Земское собрание в провинции. К. Трутовский
Конституционная затея Шувалова, как ни парадоксально, провалилась из-за противодействия либеральной «милютинской партии». Д. Милютин сказал: «Я, конечно, не разделяю этих стремлений не потому, чтобы вообще был противником конституции – кто же из просвещенных людей станет порицать эту форму правления, – а потому, что если будет у нас когда-нибудь конституция, то это должна быть конституция настоящая, то есть вполне демократическая». Позиция эта сегодня представляется совершенно демагогической, потому что никакой «вполне демократической конституции» в России появиться не могло, и лучше уж аристократический парламент, чем вообще никакого. Но военному министру удалось сыграть на недоверии императора к любым конституционным начинаниям, и в итоге парламентская инициатива реакционного министра провалилась, а сам он лишился поста и отправился послом в свою любимую Англию.
Патриотический подъем второй половины семидесятых, вызванный солидарностью с балканскими славянами и последующей войной, привел всё российское общество в движение – и движение это распространилось не только в одобряемых правительством направлениях.
Одним из первых актов новосозданного болгарского государства было принятие конституции (1879). В России заинтересованно наблюдали за тем, что происходит в молодой стране – ведь за ее освобождение отдало жизнь много русских солдат. Сразу же прокатилась волна возмущения: что же, болгары достойны конституции, а мы нет?
К этому времени в империи уже развернулись и окрепли земские учреждения, сплотившие многих общественно активных людей и давшие им возможность самоорганизоваться. Казалось естественным, что система народного представительства должна перейти с регионального уровня на всероссийский.

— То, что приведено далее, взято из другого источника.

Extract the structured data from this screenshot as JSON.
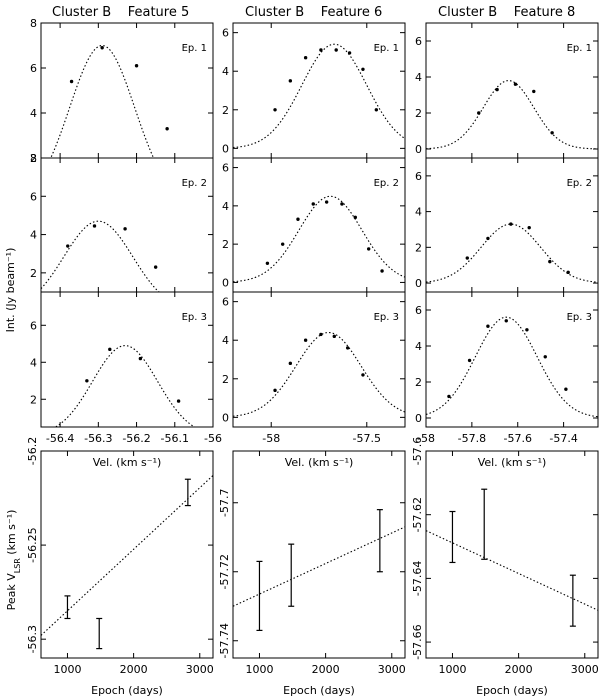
{
  "chart_data": [
    {
      "type": "scatter",
      "column_title": "Cluster B    Feature 5",
      "xlabel": "Vel. (km s⁻¹)",
      "ylabel": "Int. (Jy beam⁻¹)",
      "xlim": [
        -56.45,
        -56.0
      ],
      "xticks": [
        -56.4,
        -56.3,
        -56.2,
        -56.1,
        -56.0
      ],
      "xtick_labels": [
        "-56.4",
        "-56.3",
        "-56.2",
        "-56.1",
        "-56"
      ],
      "panels": [
        {
          "label": "Ep. 1",
          "ylim": [
            2,
            8
          ],
          "yticks": [
            2,
            4,
            6,
            8
          ],
          "ytick_labels": [
            "2",
            "4",
            "6",
            "8"
          ],
          "points": [
            [
              -56.37,
              5.4
            ],
            [
              -56.29,
              6.9
            ],
            [
              -56.2,
              6.1
            ],
            [
              -56.12,
              3.3
            ]
          ],
          "fit": {
            "center": -56.29,
            "amp": 7.0,
            "sigma": 0.085
          }
        },
        {
          "label": "Ep. 2",
          "ylim": [
            1,
            8
          ],
          "yticks": [
            2,
            4,
            6,
            8
          ],
          "ytick_labels": [
            "2",
            "4",
            "6",
            "8"
          ],
          "points": [
            [
              -56.38,
              3.4
            ],
            [
              -56.31,
              4.45
            ],
            [
              -56.23,
              4.3
            ],
            [
              -56.15,
              2.3
            ]
          ],
          "fit": {
            "center": -56.3,
            "amp": 4.7,
            "sigma": 0.09
          }
        },
        {
          "label": "Ep. 3",
          "ylim": [
            0.5,
            7.8
          ],
          "yticks": [
            2,
            4,
            6
          ],
          "ytick_labels": [
            "2",
            "4",
            "6"
          ],
          "points": [
            [
              -56.33,
              3.0
            ],
            [
              -56.27,
              4.7
            ],
            [
              -56.19,
              4.2
            ],
            [
              -56.09,
              1.9
            ]
          ],
          "fit": {
            "center": -56.23,
            "amp": 4.9,
            "sigma": 0.085
          }
        }
      ],
      "bottom": {
        "xlabel": "Epoch (days)",
        "ylabel": "Peak V",
        "xlim": [
          600,
          3200
        ],
        "xticks": [
          1000,
          2000,
          3000
        ],
        "xtick_labels": [
          "1000",
          "2000",
          "3000"
        ],
        "ylim": [
          -56.31,
          -56.2
        ],
        "yticks": [
          -56.3,
          -56.25,
          -56.2
        ],
        "ytick_labels": [
          "-56.3",
          "-56.25",
          "-56.2"
        ],
        "points": [
          {
            "x": 1000,
            "y": -56.283,
            "err": 0.006
          },
          {
            "x": 1480,
            "y": -56.297,
            "err": 0.008
          },
          {
            "x": 2820,
            "y": -56.222,
            "err": 0.007
          }
        ],
        "fit": [
          [
            600,
            -56.298
          ],
          [
            3200,
            -56.213
          ]
        ]
      }
    },
    {
      "type": "scatter",
      "column_title": "Cluster B    Feature 6",
      "xlabel": "Vel. (km s⁻¹)",
      "ylabel": "",
      "xlim": [
        -58.2,
        -57.3
      ],
      "xticks": [
        -58.0,
        -57.5
      ],
      "xtick_labels": [
        "-58",
        "-57.5"
      ],
      "panels": [
        {
          "label": "Ep. 1",
          "ylim": [
            -0.5,
            6.5
          ],
          "yticks": [
            0,
            2,
            4,
            6
          ],
          "ytick_labels": [
            "0",
            "2",
            "4",
            "6"
          ],
          "points": [
            [
              -57.98,
              2.0
            ],
            [
              -57.9,
              3.5
            ],
            [
              -57.82,
              4.7
            ],
            [
              -57.74,
              5.1
            ],
            [
              -57.66,
              5.1
            ],
            [
              -57.59,
              4.95
            ],
            [
              -57.52,
              4.1
            ],
            [
              -57.45,
              2.0
            ]
          ],
          "fit": {
            "center": -57.67,
            "amp": 5.4,
            "sigma": 0.17
          }
        },
        {
          "label": "Ep. 2",
          "ylim": [
            -0.5,
            6.5
          ],
          "yticks": [
            0,
            2,
            4,
            6
          ],
          "ytick_labels": [
            "0",
            "2",
            "4",
            "6"
          ],
          "points": [
            [
              -58.02,
              1.0
            ],
            [
              -57.94,
              2.0
            ],
            [
              -57.86,
              3.3
            ],
            [
              -57.78,
              4.1
            ],
            [
              -57.71,
              4.2
            ],
            [
              -57.63,
              4.1
            ],
            [
              -57.56,
              3.4
            ],
            [
              -57.49,
              1.75
            ],
            [
              -57.42,
              0.6
            ]
          ],
          "fit": {
            "center": -57.69,
            "amp": 4.5,
            "sigma": 0.165
          }
        },
        {
          "label": "Ep. 3",
          "ylim": [
            -0.5,
            6.5
          ],
          "yticks": [
            0,
            2,
            4,
            6
          ],
          "ytick_labels": [
            "0",
            "2",
            "4",
            "6"
          ],
          "points": [
            [
              -57.98,
              1.4
            ],
            [
              -57.9,
              2.8
            ],
            [
              -57.82,
              4.0
            ],
            [
              -57.74,
              4.3
            ],
            [
              -57.67,
              4.2
            ],
            [
              -57.6,
              3.6
            ],
            [
              -57.52,
              2.2
            ]
          ],
          "fit": {
            "center": -57.7,
            "amp": 4.4,
            "sigma": 0.17
          }
        }
      ],
      "bottom": {
        "xlabel": "Epoch (days)",
        "ylabel": "",
        "xlim": [
          600,
          3200
        ],
        "xticks": [
          1000,
          2000,
          3000
        ],
        "xtick_labels": [
          "1000",
          "2000",
          "3000"
        ],
        "ylim": [
          -57.745,
          -57.685
        ],
        "yticks": [
          -57.74,
          -57.72,
          -57.7
        ],
        "ytick_labels": [
          "-57.74",
          "-57.72",
          "-57.7"
        ],
        "points": [
          {
            "x": 1000,
            "y": -57.727,
            "err": 0.01
          },
          {
            "x": 1480,
            "y": -57.721,
            "err": 0.009
          },
          {
            "x": 2820,
            "y": -57.711,
            "err": 0.009
          }
        ],
        "fit": [
          [
            600,
            -57.73
          ],
          [
            3200,
            -57.707
          ]
        ]
      }
    },
    {
      "type": "scatter",
      "column_title": "Cluster B    Feature 8",
      "xlabel": "Vel. (km s⁻¹)",
      "ylabel": "",
      "xlim": [
        -58.0,
        -57.25
      ],
      "xticks": [
        -58.0,
        -57.8,
        -57.6,
        -57.4
      ],
      "xtick_labels": [
        "-58",
        "-57.8",
        "-57.6",
        "-57.4"
      ],
      "panels": [
        {
          "label": "Ep. 1",
          "ylim": [
            -0.5,
            7.0
          ],
          "yticks": [
            0,
            2,
            4,
            6
          ],
          "ytick_labels": [
            "0",
            "2",
            "4",
            "6"
          ],
          "points": [
            [
              -57.77,
              2.0
            ],
            [
              -57.69,
              3.3
            ],
            [
              -57.61,
              3.6
            ],
            [
              -57.53,
              3.2
            ],
            [
              -57.45,
              0.9
            ]
          ],
          "fit": {
            "center": -57.64,
            "amp": 3.8,
            "sigma": 0.11
          }
        },
        {
          "label": "Ep. 2",
          "ylim": [
            -0.5,
            7.0
          ],
          "yticks": [
            0,
            2,
            4,
            6
          ],
          "ytick_labels": [
            "0",
            "2",
            "4",
            "6"
          ],
          "points": [
            [
              -57.82,
              1.4
            ],
            [
              -57.73,
              2.5
            ],
            [
              -57.63,
              3.3
            ],
            [
              -57.55,
              3.1
            ],
            [
              -57.46,
              1.2
            ],
            [
              -57.38,
              0.6
            ]
          ],
          "fit": {
            "center": -57.63,
            "amp": 3.3,
            "sigma": 0.13
          }
        },
        {
          "label": "Ep. 3",
          "ylim": [
            -0.5,
            7.0
          ],
          "yticks": [
            0,
            2,
            4,
            6
          ],
          "ytick_labels": [
            "0",
            "2",
            "4",
            "6"
          ],
          "points": [
            [
              -57.9,
              1.2
            ],
            [
              -57.81,
              3.2
            ],
            [
              -57.73,
              5.1
            ],
            [
              -57.65,
              5.4
            ],
            [
              -57.56,
              4.9
            ],
            [
              -57.48,
              3.4
            ],
            [
              -57.39,
              1.6
            ]
          ],
          "fit": {
            "center": -57.65,
            "amp": 5.6,
            "sigma": 0.135
          }
        }
      ],
      "bottom": {
        "xlabel": "Epoch (days)",
        "ylabel": "",
        "xlim": [
          600,
          3200
        ],
        "xticks": [
          1000,
          2000,
          3000
        ],
        "xtick_labels": [
          "1000",
          "2000",
          "3000"
        ],
        "ylim": [
          -57.665,
          -57.6
        ],
        "yticks": [
          -57.66,
          -57.64,
          -57.62,
          -57.6
        ],
        "ytick_labels": [
          "-57.66",
          "-57.64",
          "-57.62",
          "-57.6"
        ],
        "points": [
          {
            "x": 1000,
            "y": -57.627,
            "err": 0.008
          },
          {
            "x": 1480,
            "y": -57.623,
            "err": 0.011
          },
          {
            "x": 2820,
            "y": -57.647,
            "err": 0.008
          }
        ],
        "fit": [
          [
            600,
            -57.625
          ],
          [
            3200,
            -57.65
          ]
        ]
      }
    }
  ],
  "labels": {
    "int_axis": "Int. (Jy beam⁻¹)",
    "peak_axis_main": "Peak V",
    "peak_axis_sub": "LSR",
    "peak_axis_unit": " (km s⁻¹)"
  }
}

Правительство, естественно, опасалось подобных настроений и делало все возможное, чтобы земства не выходили за пределы местных интересов. Административное решение проблемы – запрет созывать межрегиональные совещания – лишь политизировало изначально аполитичную и лояльную властям земскую общественность. Земские деятели начали устраивать съезды нелегально. Дело дошло до создания подпольного «Земского союза».
Влиятельное Харьковское земство первым выступило с политическими требованиями: смягчения полицейских мер и продолжения реформ. Сразу же последовал строжайший запрет министра внутренних дел Макова обсуждать на земских собраниях какие-либо политические вопросы. Но земские собрания еще нескольких губерний проигнорировали запрет. Они требовали конституционных свобод.
В самой Москве в 1879 году состоялся нелегальный съезд земских деятелей, принявший несколько довольно радикальных решений: требовать свободы слова, прав личности и народного представительства.
Происходило это на волне революционно-террористического движения и напугало власть еще больше, чем бомбы и кинжалы, потому что народовольцев было мало и покушались они на отдельных лиц, а либералов было много, и их оппозиционность угрожала всему режиму.